Ich möchte an dieser Stelle dafür kurz Werbung machen: Beteiligen Sie sich alle an der Umfrage! Sie sind heute auch Hinz und Kunz. Wie Sie gerade gelernt haben, können Sie sich direkt beteiligen. Sie alle haben, wenn vielleicht auch keine Kinder, aber Enkelkinder oder die Nachbarskinder in den Kindertageseinrichtungen. Ihnen ist bei Besuchen vor Ort präsent, wie die gegenwärtige Situation ist. Daher mein Appell an das Hohe Haus: Ich wünsche mir eine hohe Beteiligung von vielen Personen. Bis zum 1. Mai ist noch Zeit. Wir sind dann auf das Ergebnis gespannt.

(Beifall bei der SPD)

Es spricht jetzt, wie schon angekündigt, erneut Frau Kollegin Junge für die Fraktion DIE LINKE.

Sehr geehrter Herr Präsident! Sehr geehrte Kolleginnen und Kollegen! Frau Nicolaus, niemand hat hier in irgendeiner Rede gesagt, dass wir schlecht aufgestellte Kitas hätten.

(Zuruf von der CDU)

Das haben weder Frau Zais noch ich behauptet; wir haben die Umfrage sehr kritisch dargestellt. Wir sehen auch sehr engagierte Erzieherinnen und Erzieher, das durfte ich vergangene Woche in vielen Einrichtungen bei vielen Bildungsträgern erleben. Ich war fünf Tage lang sachsenweit unterwegs, hatte meine Kita-Touren und habe dabei ganz gezielt Gespräche geführt. Deswegen möchte ich die gute Arbeit der Kitas nicht in Abrede stellen. In den Gesprächen vor Ort wurde aber deutlich, dass wir mit dem jetzigen System am Ende unserer Kräfte sind. Wir haben schon alles getan, um diesen Bildungsplan umzusetzen, aber es fehlt uns an Ressourcen. Deswegen stimme ich Ihnen nicht zu, dass die gesetzten Prioritäten die richtigen sind, Frau Nicolaus. Wir müssen hier korrigieren – deswegen stehen wir hier und führen diese Debatte.

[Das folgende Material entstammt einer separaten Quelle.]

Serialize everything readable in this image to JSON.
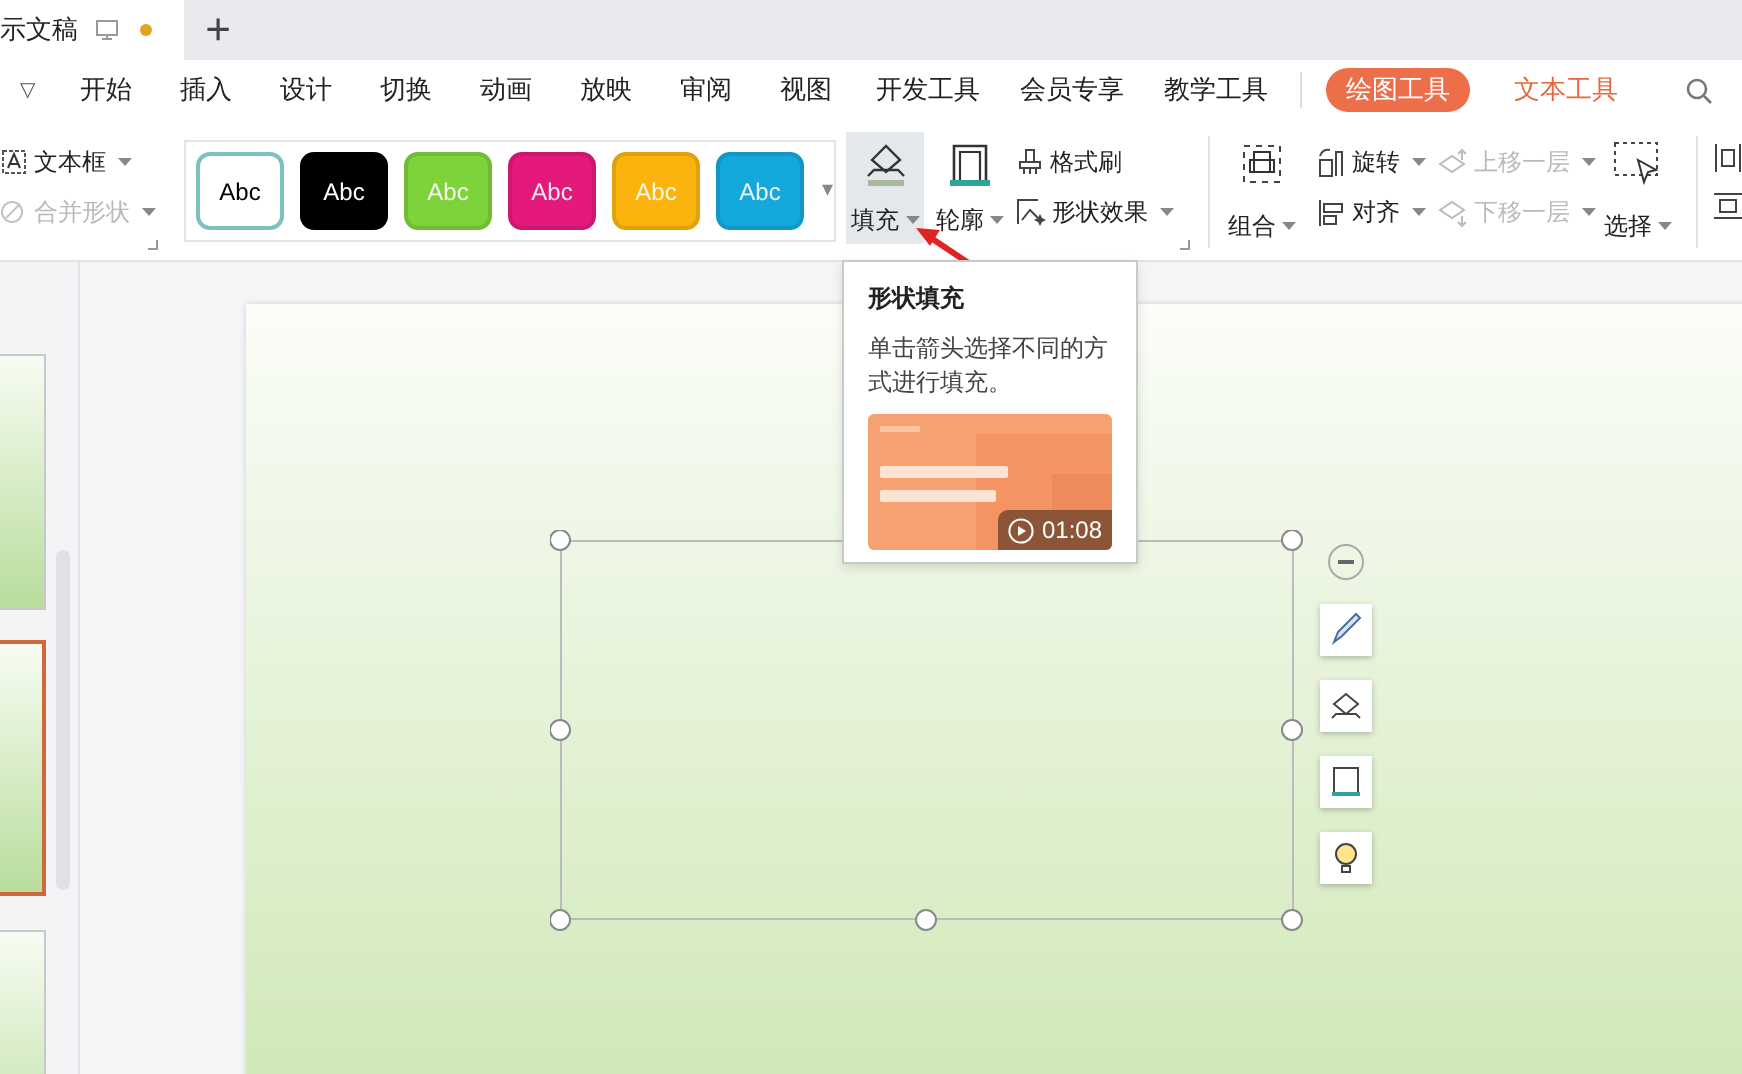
{
  "document_tabs": [
    {
      "label": "示文稿",
      "selected": true,
      "modified": true
    }
  ],
  "new_tab": "+",
  "menu": {
    "collapse": "▽",
    "items": [
      {
        "label": "开始",
        "kind": "plain",
        "selected": false
      },
      {
        "label": "插入",
        "kind": "plain",
        "selected": false
      },
      {
        "label": "设计",
        "kind": "plain",
        "selected": false
      },
      {
        "label": "切换",
        "kind": "plain",
        "selected": false
      },
      {
        "label": "动画",
        "kind": "plain",
        "selected": false
      },
      {
        "label": "放映",
        "kind": "plain",
        "selected": false
      },
      {
        "label": "审阅",
        "kind": "plain",
        "selected": false
      },
      {
        "label": "视图",
        "kind": "plain",
        "selected": false
      },
      {
        "label": "开发工具",
        "kind": "plain",
        "selected": false
      },
      {
        "label": "会员专享",
        "kind": "plain",
        "selected": false
      },
      {
        "label": "教学工具",
        "kind": "plain",
        "selected": false
      },
      {
        "label": "绘图工具",
        "kind": "context",
        "selected": true
      },
      {
        "label": "文本工具",
        "kind": "context",
        "selected": false
      }
    ]
  },
  "ribbon": {
    "text_box": {
      "label": "文本框",
      "disabled": false
    },
    "merge_shapes": {
      "label": "合并形状",
      "disabled": true
    },
    "style_swatches": [
      {
        "label": "Abc",
        "color": "#ffffff",
        "selected": true
      },
      {
        "label": "Abc",
        "color": "#000000",
        "selected": false
      },
      {
        "label": "Abc",
        "color": "#7ed23a",
        "selected": false
      },
      {
        "label": "Abc",
        "color": "#e4197c",
        "selected": false
      },
      {
        "label": "Abc",
        "color": "#fbb40d",
        "selected": false
      },
      {
        "label": "Abc",
        "color": "#14a8dc",
        "selected": false
      }
    ],
    "gallery_more": "▾",
    "fill": {
      "label": "填充",
      "hovered": true
    },
    "outline": {
      "label": "轮廓",
      "hovered": false
    },
    "format_painter": {
      "label": "格式刷",
      "disabled": false
    },
    "shape_effects": {
      "label": "形状效果",
      "disabled": false
    },
    "group": {
      "label": "组合",
      "disabled": false
    },
    "rotate": {
      "label": "旋转",
      "disabled": false
    },
    "align": {
      "label": "对齐",
      "disabled": false
    },
    "bring_forward": {
      "label": "上移一层",
      "disabled": true
    },
    "send_backward": {
      "label": "下移一层",
      "disabled": true
    },
    "select": {
      "label": "选择",
      "disabled": false
    }
  },
  "tooltip": {
    "title": "形状填充",
    "text": "单击箭头选择不同的方式进行填充。",
    "video": {
      "kind": "picture",
      "duration": "01:08"
    }
  },
  "slides": [
    {
      "selected": false
    },
    {
      "selected": true
    },
    {
      "selected": false
    }
  ]
}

Die Erwartungen an uns, an die Politik, sind sehr hoch. Das wurde deutlich. Auch der interne Frust spielt in der öffentlichen Wahrnehmung eine geringe Rolle, aber in der internen Arbeit spielt er eine massive Rolle. Es gibt Langzeitkranke sowie ältere Kolleginnen und Kollegen, die sich überfordert fühlen. Kollegen sagen, sie können den Personalschlüssel jetzt schon nicht mehr absichern. Wenn ich noch weitere Aufgaben und künftige Entwicklungen sehe, dann frage ich mich: Wie sollen wir das alles

stemmen? Das wird intern verhandelt und in den Einrichtungen als riesengroßes Problem angesehen.

Ich zitiere noch einmal eine Äußerung einer Erzieherin, die das ganz deutlich formuliert hat: „Wenn die Landespolitik ihre Hausaufgaben nicht macht, dann müssen wir den Sächsischen Bildungsplan aussetzen.“ Das war nicht die einzige Äußerung, sondern es ist der größte Teil der Leute, die gesagt haben, dass sie es einfach nicht mehr schaffen.

Genau diese Entwicklung wäre völlig fatal, wenn das passieren würde. Deswegen fordere ich Sie auch heute noch einmal auf, sehr geehrte Kolleginnen und Kollegen der Koalition, die Rahmenbedingungen und den Personalschlüssel der sächsischen Kindertagesstätten gesetzlich verbindlich und nachhaltig zu verbessern. Die Anerkennung der Vor- und Nachbereitungszeit für die Erzieherinnen und Erzieher ist seit zehn Jahren überfällig.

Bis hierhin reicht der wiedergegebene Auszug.